グランシャ氏は、AIブームが猛烈な勢いで続けばインフレ高進のリスクをもたらすと述べた。一方、AIによる生産性向上と利益創出への期待が実現しない場合、高騰した市場バリュエーションの調整が引き起こされ、需要が減退する可能性があるとした。
IMFの報告書は、地政学的緊張によるサプライチェーン(供給網)や市場の混乱、貿易摩擦の新たな激化とともに、AIを下振れリスクの一つとして挙げている。

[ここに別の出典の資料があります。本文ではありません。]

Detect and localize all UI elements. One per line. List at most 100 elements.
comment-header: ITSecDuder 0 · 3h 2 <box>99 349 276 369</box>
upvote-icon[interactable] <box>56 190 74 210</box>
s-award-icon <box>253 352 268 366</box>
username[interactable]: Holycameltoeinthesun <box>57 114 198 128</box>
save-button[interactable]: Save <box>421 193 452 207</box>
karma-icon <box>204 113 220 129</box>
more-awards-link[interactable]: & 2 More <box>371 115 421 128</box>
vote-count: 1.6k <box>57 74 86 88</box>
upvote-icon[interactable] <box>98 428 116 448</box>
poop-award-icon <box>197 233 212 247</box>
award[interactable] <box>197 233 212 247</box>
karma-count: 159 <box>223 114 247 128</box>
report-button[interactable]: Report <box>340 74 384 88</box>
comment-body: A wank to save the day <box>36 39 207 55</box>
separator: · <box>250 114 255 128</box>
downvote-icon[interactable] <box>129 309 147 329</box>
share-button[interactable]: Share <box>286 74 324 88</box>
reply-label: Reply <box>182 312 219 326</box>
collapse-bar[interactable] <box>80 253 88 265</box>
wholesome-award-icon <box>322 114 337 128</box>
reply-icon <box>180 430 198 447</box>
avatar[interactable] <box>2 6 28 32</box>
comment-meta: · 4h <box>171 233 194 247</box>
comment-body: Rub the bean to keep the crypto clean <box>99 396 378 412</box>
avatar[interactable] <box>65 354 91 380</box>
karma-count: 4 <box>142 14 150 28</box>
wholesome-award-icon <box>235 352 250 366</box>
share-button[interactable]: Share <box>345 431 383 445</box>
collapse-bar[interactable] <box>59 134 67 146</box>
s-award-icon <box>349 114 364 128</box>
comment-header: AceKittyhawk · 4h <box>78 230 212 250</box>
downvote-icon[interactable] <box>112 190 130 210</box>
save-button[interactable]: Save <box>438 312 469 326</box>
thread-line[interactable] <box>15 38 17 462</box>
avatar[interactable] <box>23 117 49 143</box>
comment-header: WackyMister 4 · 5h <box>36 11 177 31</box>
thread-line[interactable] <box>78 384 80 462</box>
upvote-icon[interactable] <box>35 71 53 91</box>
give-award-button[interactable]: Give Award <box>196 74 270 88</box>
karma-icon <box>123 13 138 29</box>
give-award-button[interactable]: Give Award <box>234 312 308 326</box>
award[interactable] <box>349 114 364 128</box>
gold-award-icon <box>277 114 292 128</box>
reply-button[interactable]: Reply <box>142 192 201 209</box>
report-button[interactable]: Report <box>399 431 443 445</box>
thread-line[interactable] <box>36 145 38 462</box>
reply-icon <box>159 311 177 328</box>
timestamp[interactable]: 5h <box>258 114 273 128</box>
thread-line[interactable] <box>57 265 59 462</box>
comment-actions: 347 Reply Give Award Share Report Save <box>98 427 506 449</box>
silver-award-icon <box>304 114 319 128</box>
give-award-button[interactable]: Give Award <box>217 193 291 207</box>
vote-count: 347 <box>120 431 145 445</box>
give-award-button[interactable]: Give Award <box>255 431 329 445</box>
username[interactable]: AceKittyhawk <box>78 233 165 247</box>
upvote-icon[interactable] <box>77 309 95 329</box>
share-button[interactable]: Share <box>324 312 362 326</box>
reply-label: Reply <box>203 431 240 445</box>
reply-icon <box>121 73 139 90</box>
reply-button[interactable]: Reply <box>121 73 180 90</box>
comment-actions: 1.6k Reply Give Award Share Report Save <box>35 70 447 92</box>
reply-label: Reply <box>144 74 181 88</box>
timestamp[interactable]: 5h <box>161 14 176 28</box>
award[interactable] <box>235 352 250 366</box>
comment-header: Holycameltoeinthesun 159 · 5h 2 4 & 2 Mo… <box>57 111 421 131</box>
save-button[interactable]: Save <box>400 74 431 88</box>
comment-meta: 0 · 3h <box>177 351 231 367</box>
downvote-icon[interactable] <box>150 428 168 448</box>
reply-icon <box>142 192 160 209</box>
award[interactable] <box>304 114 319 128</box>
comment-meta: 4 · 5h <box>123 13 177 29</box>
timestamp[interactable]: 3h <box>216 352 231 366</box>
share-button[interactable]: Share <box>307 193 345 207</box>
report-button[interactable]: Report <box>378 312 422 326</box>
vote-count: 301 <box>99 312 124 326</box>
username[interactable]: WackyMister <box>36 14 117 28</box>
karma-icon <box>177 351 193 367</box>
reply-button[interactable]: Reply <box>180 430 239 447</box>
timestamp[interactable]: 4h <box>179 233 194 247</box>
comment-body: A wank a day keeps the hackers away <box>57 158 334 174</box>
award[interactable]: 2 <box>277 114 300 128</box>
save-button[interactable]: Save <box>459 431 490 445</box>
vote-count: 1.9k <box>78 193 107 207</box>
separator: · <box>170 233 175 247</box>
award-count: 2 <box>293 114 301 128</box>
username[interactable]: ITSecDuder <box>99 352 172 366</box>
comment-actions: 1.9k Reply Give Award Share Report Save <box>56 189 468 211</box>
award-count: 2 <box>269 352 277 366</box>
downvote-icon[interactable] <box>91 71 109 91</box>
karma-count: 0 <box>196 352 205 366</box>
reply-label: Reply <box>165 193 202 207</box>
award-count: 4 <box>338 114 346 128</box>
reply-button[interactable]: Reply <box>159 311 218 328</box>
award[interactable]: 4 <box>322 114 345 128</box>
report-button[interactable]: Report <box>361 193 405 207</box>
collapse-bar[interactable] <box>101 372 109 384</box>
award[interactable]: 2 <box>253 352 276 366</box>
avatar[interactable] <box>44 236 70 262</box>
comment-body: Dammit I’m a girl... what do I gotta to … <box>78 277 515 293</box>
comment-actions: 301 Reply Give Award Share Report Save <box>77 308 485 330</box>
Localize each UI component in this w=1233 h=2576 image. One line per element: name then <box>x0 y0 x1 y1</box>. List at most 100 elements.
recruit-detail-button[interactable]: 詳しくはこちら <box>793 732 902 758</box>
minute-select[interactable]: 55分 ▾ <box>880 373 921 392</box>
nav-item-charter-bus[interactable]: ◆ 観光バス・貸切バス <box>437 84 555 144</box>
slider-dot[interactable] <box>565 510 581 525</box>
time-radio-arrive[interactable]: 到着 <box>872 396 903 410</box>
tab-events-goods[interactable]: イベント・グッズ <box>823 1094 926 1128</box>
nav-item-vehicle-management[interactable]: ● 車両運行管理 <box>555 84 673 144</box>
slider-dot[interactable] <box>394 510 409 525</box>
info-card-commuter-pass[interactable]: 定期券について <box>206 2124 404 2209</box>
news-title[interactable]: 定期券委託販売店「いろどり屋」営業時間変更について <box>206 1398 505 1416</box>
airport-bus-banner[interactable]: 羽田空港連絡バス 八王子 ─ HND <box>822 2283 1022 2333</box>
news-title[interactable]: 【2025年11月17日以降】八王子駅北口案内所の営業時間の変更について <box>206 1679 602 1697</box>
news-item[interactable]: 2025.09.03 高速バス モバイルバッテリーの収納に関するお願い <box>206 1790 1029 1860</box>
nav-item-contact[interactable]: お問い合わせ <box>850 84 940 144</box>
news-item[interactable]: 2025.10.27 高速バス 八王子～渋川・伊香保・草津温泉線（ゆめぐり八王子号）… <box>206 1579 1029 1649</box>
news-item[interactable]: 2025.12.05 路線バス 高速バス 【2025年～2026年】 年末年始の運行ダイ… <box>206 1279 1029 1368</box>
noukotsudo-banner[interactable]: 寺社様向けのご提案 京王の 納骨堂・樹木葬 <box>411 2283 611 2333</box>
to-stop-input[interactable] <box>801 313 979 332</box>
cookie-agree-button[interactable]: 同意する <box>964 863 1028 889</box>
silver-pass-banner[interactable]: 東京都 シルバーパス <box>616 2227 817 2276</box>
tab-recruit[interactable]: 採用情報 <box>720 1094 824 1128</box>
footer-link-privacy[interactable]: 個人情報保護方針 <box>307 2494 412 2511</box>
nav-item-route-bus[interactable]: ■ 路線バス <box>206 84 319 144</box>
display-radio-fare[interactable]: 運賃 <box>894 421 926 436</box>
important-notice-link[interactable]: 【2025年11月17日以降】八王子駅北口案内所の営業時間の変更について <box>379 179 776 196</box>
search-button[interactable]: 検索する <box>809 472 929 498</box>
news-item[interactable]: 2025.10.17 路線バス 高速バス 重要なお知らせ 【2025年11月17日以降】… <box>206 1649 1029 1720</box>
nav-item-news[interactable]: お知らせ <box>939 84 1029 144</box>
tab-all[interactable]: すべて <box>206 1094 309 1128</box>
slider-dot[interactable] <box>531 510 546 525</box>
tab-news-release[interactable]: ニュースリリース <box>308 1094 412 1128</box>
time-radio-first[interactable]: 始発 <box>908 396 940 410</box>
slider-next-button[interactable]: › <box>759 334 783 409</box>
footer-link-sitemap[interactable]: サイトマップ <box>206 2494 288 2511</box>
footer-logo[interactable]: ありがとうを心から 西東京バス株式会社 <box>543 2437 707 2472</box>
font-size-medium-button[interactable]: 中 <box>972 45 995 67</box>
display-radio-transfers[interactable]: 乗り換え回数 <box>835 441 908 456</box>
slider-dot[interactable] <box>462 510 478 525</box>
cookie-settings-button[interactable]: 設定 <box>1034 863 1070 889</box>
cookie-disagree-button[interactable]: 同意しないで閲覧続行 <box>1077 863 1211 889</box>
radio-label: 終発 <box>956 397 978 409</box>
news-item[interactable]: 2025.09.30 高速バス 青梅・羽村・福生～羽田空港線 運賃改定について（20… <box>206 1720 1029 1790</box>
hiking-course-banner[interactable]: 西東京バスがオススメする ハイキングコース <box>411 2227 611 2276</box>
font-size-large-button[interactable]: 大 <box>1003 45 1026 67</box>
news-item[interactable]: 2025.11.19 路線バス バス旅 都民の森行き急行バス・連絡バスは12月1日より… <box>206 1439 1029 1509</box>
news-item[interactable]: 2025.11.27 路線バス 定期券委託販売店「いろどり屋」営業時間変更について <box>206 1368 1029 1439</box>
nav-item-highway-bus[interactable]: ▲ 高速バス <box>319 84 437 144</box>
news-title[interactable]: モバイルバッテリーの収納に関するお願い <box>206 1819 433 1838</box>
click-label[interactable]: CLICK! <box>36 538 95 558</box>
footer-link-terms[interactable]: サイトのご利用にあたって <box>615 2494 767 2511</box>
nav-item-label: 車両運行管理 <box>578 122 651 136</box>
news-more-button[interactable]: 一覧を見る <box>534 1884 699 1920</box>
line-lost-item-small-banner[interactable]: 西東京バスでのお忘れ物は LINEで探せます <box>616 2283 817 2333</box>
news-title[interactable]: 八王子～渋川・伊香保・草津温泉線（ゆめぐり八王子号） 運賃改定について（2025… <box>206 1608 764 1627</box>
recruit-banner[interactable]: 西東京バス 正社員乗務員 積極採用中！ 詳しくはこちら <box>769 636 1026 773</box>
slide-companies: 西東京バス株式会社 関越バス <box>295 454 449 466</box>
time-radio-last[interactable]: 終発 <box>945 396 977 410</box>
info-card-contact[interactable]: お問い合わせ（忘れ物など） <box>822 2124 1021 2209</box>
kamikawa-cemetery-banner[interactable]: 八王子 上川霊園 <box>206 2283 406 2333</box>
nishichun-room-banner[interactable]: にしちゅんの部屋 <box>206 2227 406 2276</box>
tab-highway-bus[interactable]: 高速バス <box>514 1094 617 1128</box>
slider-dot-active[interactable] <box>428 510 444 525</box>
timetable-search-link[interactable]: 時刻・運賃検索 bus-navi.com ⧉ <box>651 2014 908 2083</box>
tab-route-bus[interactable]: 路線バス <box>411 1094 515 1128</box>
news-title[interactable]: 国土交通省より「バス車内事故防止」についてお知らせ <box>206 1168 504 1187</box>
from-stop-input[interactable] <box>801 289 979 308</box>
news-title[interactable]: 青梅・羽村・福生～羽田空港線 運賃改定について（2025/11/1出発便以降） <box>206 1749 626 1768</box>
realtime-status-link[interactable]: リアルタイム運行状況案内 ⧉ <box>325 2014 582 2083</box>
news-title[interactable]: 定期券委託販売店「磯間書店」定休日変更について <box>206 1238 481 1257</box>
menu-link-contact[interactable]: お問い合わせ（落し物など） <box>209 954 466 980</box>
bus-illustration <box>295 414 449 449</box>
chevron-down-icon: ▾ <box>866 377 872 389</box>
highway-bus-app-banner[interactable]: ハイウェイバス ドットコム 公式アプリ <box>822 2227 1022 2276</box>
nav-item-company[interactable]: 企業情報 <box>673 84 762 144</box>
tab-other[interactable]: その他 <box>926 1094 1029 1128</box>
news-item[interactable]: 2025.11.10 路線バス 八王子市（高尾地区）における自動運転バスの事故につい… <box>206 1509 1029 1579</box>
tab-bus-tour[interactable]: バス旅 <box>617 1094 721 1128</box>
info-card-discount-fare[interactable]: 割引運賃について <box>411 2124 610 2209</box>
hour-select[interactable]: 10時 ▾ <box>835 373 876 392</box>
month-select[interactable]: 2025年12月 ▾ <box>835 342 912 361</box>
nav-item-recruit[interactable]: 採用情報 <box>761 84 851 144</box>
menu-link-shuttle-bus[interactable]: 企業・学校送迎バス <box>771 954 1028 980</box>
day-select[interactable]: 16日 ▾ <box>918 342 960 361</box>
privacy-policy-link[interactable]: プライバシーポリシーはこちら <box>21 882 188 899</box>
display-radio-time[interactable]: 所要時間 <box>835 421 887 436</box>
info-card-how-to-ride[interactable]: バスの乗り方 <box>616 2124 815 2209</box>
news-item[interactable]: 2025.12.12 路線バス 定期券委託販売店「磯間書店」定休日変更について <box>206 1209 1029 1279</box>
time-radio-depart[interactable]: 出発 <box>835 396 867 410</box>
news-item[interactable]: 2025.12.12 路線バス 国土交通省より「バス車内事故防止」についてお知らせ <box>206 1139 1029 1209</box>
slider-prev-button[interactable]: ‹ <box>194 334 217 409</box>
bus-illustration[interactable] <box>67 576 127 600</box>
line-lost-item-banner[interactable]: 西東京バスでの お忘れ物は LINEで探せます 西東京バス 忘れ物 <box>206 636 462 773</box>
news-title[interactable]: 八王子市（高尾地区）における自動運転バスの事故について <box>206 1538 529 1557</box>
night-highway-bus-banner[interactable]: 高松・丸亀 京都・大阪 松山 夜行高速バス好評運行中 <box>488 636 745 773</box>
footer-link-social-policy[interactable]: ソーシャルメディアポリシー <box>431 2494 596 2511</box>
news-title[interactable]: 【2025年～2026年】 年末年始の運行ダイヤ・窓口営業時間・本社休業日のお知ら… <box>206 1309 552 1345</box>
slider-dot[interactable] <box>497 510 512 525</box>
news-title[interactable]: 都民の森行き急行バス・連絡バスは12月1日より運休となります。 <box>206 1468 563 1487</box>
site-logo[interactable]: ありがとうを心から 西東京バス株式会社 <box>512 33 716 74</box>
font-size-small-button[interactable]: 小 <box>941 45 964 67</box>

ただ、投資の急増によってAIの急速な導入が進み、生産性の向上が実現し、ビジネスのダイナミズムとイノベーションが促進されれば世界経済にとって大きなプラスとなると指摘。「世界的なAI導入のスピードと態勢の改善状況次第で世界の成長率は26年に最大0.3ポイント、中期的には年間0.1─0.8ポイント押し上げられる可能性がある」とした。
他の主要国・地域では、中国の26年の成長率は4.5%と予測。25年の5.0%からは鈍化するものの、10月時点の予測より0.3ポイント高い。中国製品に対する米関税引き下げ、そして輸出が東南アジアや欧州などの他の市場へと引き続き転換していることを反映している。
ユーロ圏の26年の成長率は1.3%となる見込み。ドイツの公共支出増加などを背景に、0.1ポイント引き上げられた。27年の予測は1.4%に据え置かれた。
日本についても26年の成長率見通しは0.6%から0.7%へと小幅に上方修正。新政権の財政刺激策が背景となっている。
IMFは、世界のインフレ率は25年の4.1%から、26年には3.8%、27年には3.4%へと、引き続き低下すると予測。グランシャ氏は、これにより一段と緩和的な金融政策の余地が生まれると述べた。